01 Membangun Struktur Shell-Inti
Artinya, dengan melapisi permukaan bubuk nano barium titanat dengan elemen doping yang berbeda (seperti Mg, Mn, Y, Dy, dan elemen tanah jarang lainnya), butiran dengan-komposisi kimia yang tidak seragam akan terbentuk setelah sintering. Intinya adalah barium titanat murni, yang mempertahankan feroelektrik tinggi dan memberikan kapasitansi tinggi; cangkangnya adalah larutan padat termodifikasi doping dengan suhu Curie dan karakteristik suhu dielektrik yang berbeda. Pada akhirnya, dengan menyesuaikan rasio kulit-inti, kinerja dielektrik dan stabilitas suhu menjadi seimbang.
02 Modifikasi Doping
Unsur tanah jarang (seperti Y, Dy, Ho) dan beberapa unsur logam alkali (seperti Sr) dapat digunakan untuk situs A-(situs Ba-), situs B-(situs Ti-), atau doping amfoter untuk mengatur struktur kisi, menghasilkan efek donor atau akseptor, dan mengubah parameter sel satuan dan interaksi antar ion. Hal ini mengoptimalkan konstanta dielektrik, mengurangi kehilangan dielektrik, menekan dan memperluas puncak dielektrik, atau menggeser suhu Curie ke suhu yang lebih rendah atau lebih tinggi, menjaga konstanta dielektrik relatif stabil pada rentang suhu yang lebih luas dan meningkatkan stabilitas suhu.

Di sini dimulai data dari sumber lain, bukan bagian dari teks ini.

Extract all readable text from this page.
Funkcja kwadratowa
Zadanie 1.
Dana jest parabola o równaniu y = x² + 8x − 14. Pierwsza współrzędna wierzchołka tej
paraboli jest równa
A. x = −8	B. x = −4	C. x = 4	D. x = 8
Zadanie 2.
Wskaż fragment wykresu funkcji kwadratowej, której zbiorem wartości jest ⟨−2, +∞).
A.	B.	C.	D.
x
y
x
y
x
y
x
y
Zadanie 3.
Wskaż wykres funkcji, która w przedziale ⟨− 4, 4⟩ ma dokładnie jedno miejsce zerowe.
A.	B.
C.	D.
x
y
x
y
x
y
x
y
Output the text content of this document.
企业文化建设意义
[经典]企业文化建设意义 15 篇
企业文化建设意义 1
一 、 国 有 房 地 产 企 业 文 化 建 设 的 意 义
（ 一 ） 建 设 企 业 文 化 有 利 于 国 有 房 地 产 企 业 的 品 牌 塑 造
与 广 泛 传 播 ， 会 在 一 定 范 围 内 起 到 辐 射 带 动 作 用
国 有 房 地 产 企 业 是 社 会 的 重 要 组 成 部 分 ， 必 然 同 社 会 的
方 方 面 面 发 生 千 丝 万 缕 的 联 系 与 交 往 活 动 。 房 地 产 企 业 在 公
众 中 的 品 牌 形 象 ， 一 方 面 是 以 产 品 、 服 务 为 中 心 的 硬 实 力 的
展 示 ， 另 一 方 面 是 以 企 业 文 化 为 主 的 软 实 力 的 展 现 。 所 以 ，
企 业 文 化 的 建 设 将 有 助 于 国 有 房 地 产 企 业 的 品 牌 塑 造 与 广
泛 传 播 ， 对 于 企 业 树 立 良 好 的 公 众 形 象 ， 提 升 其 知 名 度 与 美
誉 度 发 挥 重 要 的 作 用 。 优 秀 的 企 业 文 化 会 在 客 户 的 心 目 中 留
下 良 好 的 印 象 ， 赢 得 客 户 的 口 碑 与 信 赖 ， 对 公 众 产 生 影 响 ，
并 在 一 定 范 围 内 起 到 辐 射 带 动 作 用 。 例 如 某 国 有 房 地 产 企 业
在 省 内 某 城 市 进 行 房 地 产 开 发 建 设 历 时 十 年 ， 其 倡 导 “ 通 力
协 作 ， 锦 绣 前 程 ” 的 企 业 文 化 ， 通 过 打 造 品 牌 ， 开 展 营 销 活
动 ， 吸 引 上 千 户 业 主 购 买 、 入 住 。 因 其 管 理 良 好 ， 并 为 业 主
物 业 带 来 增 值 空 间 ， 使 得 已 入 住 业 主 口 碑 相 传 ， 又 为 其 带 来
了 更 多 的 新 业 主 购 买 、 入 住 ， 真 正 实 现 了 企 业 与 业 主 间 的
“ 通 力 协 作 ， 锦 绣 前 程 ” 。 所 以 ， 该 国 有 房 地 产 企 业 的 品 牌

Modifikasi Doping Barium Titanat
Menurut strategi doping dan formulasi bubuk yang berbeda, dielektrik Kelas II selanjutnya mencakup tipe X5R, X7R, Y5V, Z5U, dan lainnya.
(1) X5R: MLCC tipe X5R-memiliki biaya modifikasi yang lebih rendah dan terutama mengandalkan konstruksi struktur "inti-cangkang" untuk memperluas rentang pengoperasian yang stabil-suhu. Persyaratan modifikasinya adalah mempertahankan koefisien suhu dalam ±15% pada kisaran suhu pengoperasian -55 derajat hingga 85 derajat. Kisaran suhu pengoperasian ini cukup untuk mencakup sebagian besar skenario sipil, sehingga merupakan model utama untuk perangkat elektronik konsumen (ponsel, komputer).
(2) X7R: Mekanisme modifikasinya mirip dengan X5R, tetapi persyaratan presisi doping relatif ketat. Oleh karena itu, batas suhu atasnya lebih tinggi, dan dapat mempertahankan koefisien suhu dalam ±15% pada kisaran suhu pengoperasian -55 derajat hingga 125 derajat. Ini banyak digunakan dalam komputer, elektronik otomotif, kontrol industri, dan skenario lain yang memiliki persyaratan stabilitas suhu sedang dan juga memerlukan kapasitansi yang relatif besar.
(3) Y5V/Z5U: Serbuk Y5V dan Z5U memiliki kerapatan kapasitansi tertinggi di antara bahan dielektrik Kelas II, tetapi kapasitansinya sangat signifikan seiring dengan suhu. Diantaranya, Y5V memiliki kisaran suhu pengoperasian -30 derajat hingga +85 derajat dan koefisien suhu +22%/-82%; Z5U memiliki kisaran suhu pengoperasian +10 derajat hingga +85 derajat dan koefisien suhu +22%/-56%. Mereka hanya dapat digunakan dalam skenario buffering dan penyimpanan energi yang sama sekali tidak sensitif terhadap fluktuasi kapasitansi dan degradasi penuaan, dan dilarang keras di sirkuit sinyal dan loop kontrol presisi.